06:13 Est-ce que ce n'est pas un sujet, ça ?
06:15 Est-ce que, enfin, pour que la punition soit efficace,
06:19 il faut qu'elle soit prononcée assez vite.
06:20 Là, il va y avoir un délai extrêmement important.
06:23 Est-ce que ça ne laisse pas libre cours à d'autres agissements potentiels ?
06:29 Alors, d'abord, il faut noter que les réponses, elles ont été rapides
06:32 et que dans tous les tribunaux de France,
06:34 on a doublé, voire triplé les effectifs de permanence
06:37 dans les parquets et au siège.
06:38 Pour pouvoir mettre l'institution judiciaire au niveau...
06:41 Il y a la grève des greffiers quand même.
06:43 Alors, j'allais le dire, il y a la grève des greffiers,
06:45 mais les greffiers ont aussi travaillé ce week-end
06:47 pour permettre cette réponse rapide.
06:50 Ce que vous évoquez, effectivement, les délais pour juger les mineurs,
06:53 ils sont plus longs et ils ont été d'ailleurs raccourcis
06:56 par le Code de justice pénale des mineurs.
06:58 Mais vous avez raison, il y a une césure dans le procès pénal des mineurs,
07:01 c'est-à-dire qu'on fait une déclaration sur la culpabilité
07:03 puis ensuite on tranche la peine et on laisse, entre-temps,
07:05 des mesures probatoires se dérouler.
07:08 Vous avez des exceptions.
07:09 L'exception, c'est l'audience unique où on rejoint culpabilité et peine,
07:13 on prend la décision sur les deux en même temps.

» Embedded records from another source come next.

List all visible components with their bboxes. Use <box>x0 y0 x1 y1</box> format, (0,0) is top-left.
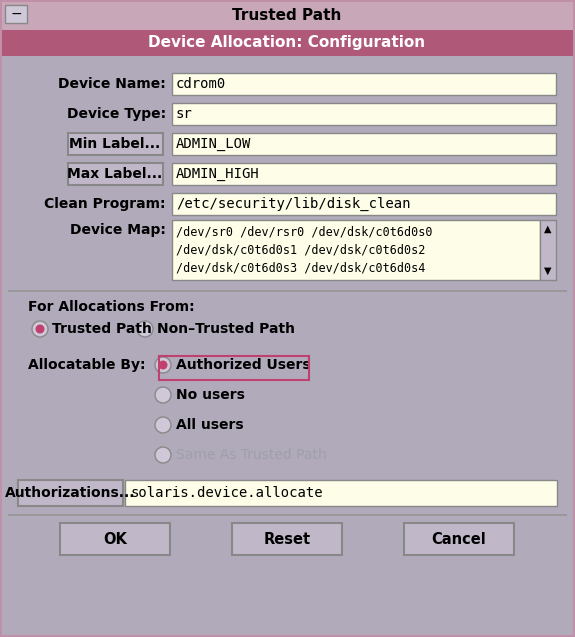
Bar <box>404 523 514 555</box>
Bar <box>172 103 556 125</box>
Text: solaris.device.allocate: solaris.device.allocate <box>131 486 324 500</box>
Text: Allocatable By:: Allocatable By: <box>28 358 145 372</box>
Text: ADMIN_HIGH: ADMIN_HIGH <box>176 167 260 181</box>
Circle shape <box>32 321 48 337</box>
Text: ▲: ▲ <box>545 224 552 234</box>
Circle shape <box>159 361 167 369</box>
Text: /dev/dsk/c0t6d0s1 /dev/dsk/c0t6d0s2: /dev/dsk/c0t6d0s1 /dev/dsk/c0t6d0s2 <box>176 243 426 257</box>
Circle shape <box>137 321 153 337</box>
Text: Reset: Reset <box>263 531 311 547</box>
Bar <box>159 356 309 380</box>
Bar <box>8 290 567 292</box>
Text: Authorizations...: Authorizations... <box>5 486 135 500</box>
Circle shape <box>155 417 171 433</box>
Bar <box>18 480 123 506</box>
Bar <box>60 523 170 555</box>
Bar <box>172 163 556 185</box>
Text: Min Label...: Min Label... <box>70 137 160 151</box>
Bar <box>68 133 163 155</box>
Bar <box>172 220 540 280</box>
Circle shape <box>155 447 171 463</box>
Bar <box>2 30 573 56</box>
Circle shape <box>155 357 171 373</box>
Bar <box>2 2 573 30</box>
Text: −: − <box>10 7 22 21</box>
Text: Device Map:: Device Map: <box>70 223 166 237</box>
Text: sr: sr <box>176 107 193 121</box>
Circle shape <box>155 387 171 403</box>
Text: Non–Trusted Path: Non–Trusted Path <box>157 322 295 336</box>
Bar <box>8 514 567 515</box>
Text: Device Type:: Device Type: <box>67 107 166 121</box>
Text: OK: OK <box>103 531 127 547</box>
Text: Authorized Users: Authorized Users <box>176 358 310 372</box>
Bar <box>540 220 556 280</box>
Text: Clean Program:: Clean Program: <box>44 197 166 211</box>
Bar <box>5 5 27 23</box>
Text: ADMIN_LOW: ADMIN_LOW <box>176 137 251 151</box>
Text: Trusted Path: Trusted Path <box>52 322 152 336</box>
Text: Max Label...: Max Label... <box>67 167 163 181</box>
Text: For Allocations From:: For Allocations From: <box>28 300 194 314</box>
Text: /etc/security/lib/disk_clean: /etc/security/lib/disk_clean <box>176 197 411 211</box>
Bar <box>125 480 557 506</box>
Bar <box>172 73 556 95</box>
Text: Cancel: Cancel <box>432 531 486 547</box>
Text: /dev/dsk/c0t6d0s3 /dev/dsk/c0t6d0s4: /dev/dsk/c0t6d0s3 /dev/dsk/c0t6d0s4 <box>176 262 426 275</box>
Text: Trusted Path: Trusted Path <box>232 8 342 24</box>
Circle shape <box>36 324 44 334</box>
Bar <box>172 193 556 215</box>
Text: All users: All users <box>176 418 244 432</box>
Text: cdrom0: cdrom0 <box>176 77 226 91</box>
Bar <box>68 163 163 185</box>
Bar <box>172 133 556 155</box>
Text: Same As Trusted Path: Same As Trusted Path <box>176 448 327 462</box>
Text: Device Allocation: Configuration: Device Allocation: Configuration <box>148 36 426 50</box>
Text: Device Name:: Device Name: <box>58 77 166 91</box>
Text: /dev/sr0 /dev/rsr0 /dev/dsk/c0t6d0s0: /dev/sr0 /dev/rsr0 /dev/dsk/c0t6d0s0 <box>176 225 432 238</box>
Bar <box>232 523 342 555</box>
Text: No users: No users <box>176 388 245 402</box>
Text: ▼: ▼ <box>545 266 552 276</box>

07:14 Mais ça obéit à certaines conditions, une condition de peine encourue,
07:18 une condition de connaissance de l'auteur de l'infraction.

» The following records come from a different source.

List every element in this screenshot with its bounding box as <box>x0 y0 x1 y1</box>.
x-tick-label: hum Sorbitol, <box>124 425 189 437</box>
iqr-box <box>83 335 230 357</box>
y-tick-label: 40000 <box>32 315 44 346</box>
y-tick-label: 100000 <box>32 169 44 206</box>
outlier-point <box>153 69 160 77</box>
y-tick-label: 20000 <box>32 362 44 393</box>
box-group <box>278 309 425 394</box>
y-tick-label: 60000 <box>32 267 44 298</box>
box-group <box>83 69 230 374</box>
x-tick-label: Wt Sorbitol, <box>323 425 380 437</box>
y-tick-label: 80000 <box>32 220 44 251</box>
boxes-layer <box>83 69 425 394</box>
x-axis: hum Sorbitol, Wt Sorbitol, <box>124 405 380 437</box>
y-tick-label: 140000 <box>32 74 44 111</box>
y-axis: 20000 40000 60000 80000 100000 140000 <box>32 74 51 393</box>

07:21 Mais disons simplement que, même sans juger au fond,
07:24 on peut prendre des mesures provisoires.
07:26 C'est-à-dire que la justice, elle n'est pas désarmée.

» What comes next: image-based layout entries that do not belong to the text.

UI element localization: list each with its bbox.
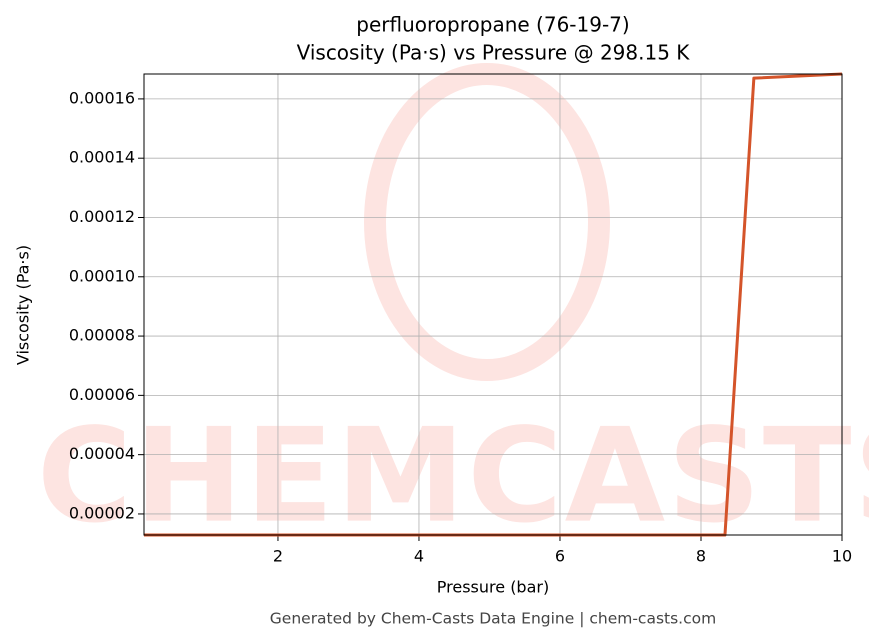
chart-title: perfluoropropane (76-19-7)	[356, 13, 629, 37]
watermark: CHEMCASTS	[37, 400, 869, 552]
y-axis-label: Viscosity (Pa·s)	[14, 245, 33, 365]
y-tick-label: 0.00012	[69, 207, 135, 226]
y-tick-label: 0.00010	[69, 266, 135, 285]
watermark-logo	[364, 63, 610, 381]
y-tick-label: 0.00006	[69, 385, 135, 404]
footer: Generated by Chem-Casts Data Engine | ch…	[270, 610, 716, 628]
plot-frame	[143, 73, 843, 536]
y-tick-label: 0.00014	[69, 148, 135, 167]
chart-subtitle: Viscosity (Pa·s) vs Pressure @ 298.15 K	[297, 41, 691, 65]
x-tick-label: 4	[414, 547, 424, 566]
y-tick-label: 0.00002	[69, 503, 135, 522]
x-axis-label: Pressure (bar)	[437, 578, 549, 597]
y-tick-label: 0.00008	[69, 326, 135, 345]
x-tick-label: 10	[832, 547, 852, 566]
y-tick-label: 0.00016	[69, 88, 135, 107]
x-tick-label: 8	[696, 547, 706, 566]
x-tick-label: 6	[555, 547, 565, 566]
y-tick-label: 0.00004	[69, 444, 135, 463]
x-tick-label: 2	[273, 547, 283, 566]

07:27 Le contrôle judiciaire, vous en avez parlé
07:30 et parfaitement résumé dans votre focus,
07:32 le contrôle judiciaire, ça peut être un couvre-feu,
07:34 ça veut dire l'obligation pour le mineur de rester à son domicile
07:37 entre 21h et 6h, ça veut dire que s'il est vu par les policiers dehors,
07:41 simplement vu, non pas interpellé, vu et mis sur procès verbal,
07:45 on peut révoquer le contrôle judiciaire.
07:47 Donc on a là un outil qui peut être intéressant
07:49 pour faire en sorte que les mineurs restent à leur domicile.
07:51 - Rudy Mana, il y a eu 72 interpellations cette nuit,
07:54 il y a eu une nette décrue.
07:56 Est-ce que vous mettez cette accalmie sur le compte
07:59 de ces premières comparutions
08:01 et de ces peines de prison ferme qui ont été prononcées ?
08:04 - Non, peut-être ça a joué un tout petit peu,
08:06 mais je pense qu'aujourd'hui, déjà, là où il y avait des pillages,
08:10 je crois que tous les magasins ont été pillés,
08:13 donc en fait, il n'y a plus grand-chose à voler,
08:14 ça, c'est la première chose.
08:15 La deuxième chose, effectivement, c'est de marquer le coup
08:18 en prononçant des sanctions fermes pour les premiers émeutiers
08:23 qui avaient été interpellés jeudi ou vendredi,
08:26 c'est extrêmement important dans le message que l'on fait passer.
08:29 Et j'ai envie de vous dire pour terminer
08:30 qu'on aimerait que la justice fonctionne toujours de cette manière,
08:34 parce que quand la justice fonctionne toujours de cette manière,
08:36 je crois qu'il y a un vrai message qui est lancé à tous ces délinquants,
08:39 à tous ces émeutiers,
08:41 bien sûr qu'il faut leur donner des moyens supplémentaires,
08:43 parce que là, je pense qu'ils ont rappelé beaucoup de monde
08:45 ce week-end pour travailler, etc.
08:47 Mais si la justice fonctionnait comme ça toute l'année,
08:50 je vous assure que déjà, on résoudrait pas mal de problèmes.